When you use a non-custodial wallet, you are the only person who has access to your funds, which are protected by a private key. Companies that provide custodial wallets store lists of these keys in databases, which can be hacked and used to steal users funds.

For example, if a large centralized exchange goes down or even changes its policies under government pressure, it may lock you out of your account. If it becomes insolvent, you could even lose your coins.

With a non-custodial wallet, this cannot happen—as long as you make sure to safely store or remember your private key. Your money is stored on the blockchain, i.e. not on Sovryn.

At Sovryn, there is no centrally maintained private key database to hack into because we don’t provide custodial wallets for our users. You hold your own assets in your own wallet with your own keys. And, you are also free to access your money whenever you want. 

Using Zero to take out a loan against your bitcoin to buy more bitcoin, you maintain control of your private keys. You lock your bitcoin collateral in a smart contract and receive stablecoins. When you take out a DeFi loan against your bitcoin using Zero, you are simply agreeing upfront to a contract on your bitcoin. No one else has access to your bitcoin collateral. Only the person who holds the private key. You. 

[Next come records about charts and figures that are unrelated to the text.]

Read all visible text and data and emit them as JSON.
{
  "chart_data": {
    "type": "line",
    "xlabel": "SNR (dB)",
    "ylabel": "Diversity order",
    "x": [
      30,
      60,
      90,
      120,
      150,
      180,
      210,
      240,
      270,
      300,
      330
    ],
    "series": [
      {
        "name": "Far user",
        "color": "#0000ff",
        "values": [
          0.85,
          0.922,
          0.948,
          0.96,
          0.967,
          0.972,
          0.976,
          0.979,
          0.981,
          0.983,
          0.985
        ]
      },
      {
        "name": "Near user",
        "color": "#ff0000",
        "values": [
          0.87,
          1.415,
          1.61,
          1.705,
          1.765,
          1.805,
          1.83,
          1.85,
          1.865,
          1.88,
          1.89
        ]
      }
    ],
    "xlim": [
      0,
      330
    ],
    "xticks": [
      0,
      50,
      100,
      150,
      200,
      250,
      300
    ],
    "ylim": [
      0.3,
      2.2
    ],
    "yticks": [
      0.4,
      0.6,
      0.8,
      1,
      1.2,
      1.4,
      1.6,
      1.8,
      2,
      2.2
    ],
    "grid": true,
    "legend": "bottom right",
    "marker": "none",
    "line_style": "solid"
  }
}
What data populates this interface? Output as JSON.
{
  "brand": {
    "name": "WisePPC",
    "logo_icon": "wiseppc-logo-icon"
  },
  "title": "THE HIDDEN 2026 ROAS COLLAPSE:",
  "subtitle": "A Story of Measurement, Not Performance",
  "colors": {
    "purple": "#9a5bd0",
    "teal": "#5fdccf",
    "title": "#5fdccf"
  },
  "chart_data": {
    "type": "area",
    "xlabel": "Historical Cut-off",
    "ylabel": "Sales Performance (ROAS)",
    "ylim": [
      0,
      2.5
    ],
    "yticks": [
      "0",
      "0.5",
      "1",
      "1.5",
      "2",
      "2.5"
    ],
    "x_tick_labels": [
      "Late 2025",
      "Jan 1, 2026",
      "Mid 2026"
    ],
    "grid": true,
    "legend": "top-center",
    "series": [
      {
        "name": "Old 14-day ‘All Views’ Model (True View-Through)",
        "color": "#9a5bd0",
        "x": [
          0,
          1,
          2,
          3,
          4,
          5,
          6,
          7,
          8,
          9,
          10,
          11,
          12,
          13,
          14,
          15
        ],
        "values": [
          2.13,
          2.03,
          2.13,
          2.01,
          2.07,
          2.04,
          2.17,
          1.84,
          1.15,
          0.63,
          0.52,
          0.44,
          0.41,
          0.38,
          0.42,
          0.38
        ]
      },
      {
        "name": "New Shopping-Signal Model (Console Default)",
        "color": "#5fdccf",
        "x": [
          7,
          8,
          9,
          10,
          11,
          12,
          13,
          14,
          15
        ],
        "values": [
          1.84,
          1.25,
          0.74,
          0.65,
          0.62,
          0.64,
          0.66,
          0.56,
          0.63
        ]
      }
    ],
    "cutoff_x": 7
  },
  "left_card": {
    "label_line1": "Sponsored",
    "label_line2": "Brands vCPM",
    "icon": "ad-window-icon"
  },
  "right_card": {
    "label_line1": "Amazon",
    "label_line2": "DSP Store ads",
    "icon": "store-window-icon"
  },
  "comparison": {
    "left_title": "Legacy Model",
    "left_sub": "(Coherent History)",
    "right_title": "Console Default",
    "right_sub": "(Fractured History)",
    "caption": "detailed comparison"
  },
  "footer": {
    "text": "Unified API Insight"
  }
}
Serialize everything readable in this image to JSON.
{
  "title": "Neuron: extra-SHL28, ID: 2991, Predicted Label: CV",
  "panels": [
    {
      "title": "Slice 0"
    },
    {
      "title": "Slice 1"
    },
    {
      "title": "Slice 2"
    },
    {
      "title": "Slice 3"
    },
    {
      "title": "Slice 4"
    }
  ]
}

As the market cap of bitcoin and other cryptocurrencies rises over the long term, so do the benefits of putting your crypto assets to work. Some key takeaway benefits of using a decentralized loan protocol like Zero include:

  • Accessibility from anywhere in the world with an internet connection
  • No need for a bank account or credit score
  • No risk of identity theft or fraud due to no KYC requirements

If you’re looking for a simple way to use the value of your bitcoin in everyday life, or to buy more bitcoin today, this is it!

Now, with the rise of bitcoin and crypto in general, we can see the makings of a new self-sovereign economy where power is distributed, not centralized. You can be financially self-sufficient and therefore free. You no longer need to beat the banks—you can simply become your own bank instead, with your own reserve asset. Bitcoin. 

This is not niche. This is personal banking. For you. For everyone.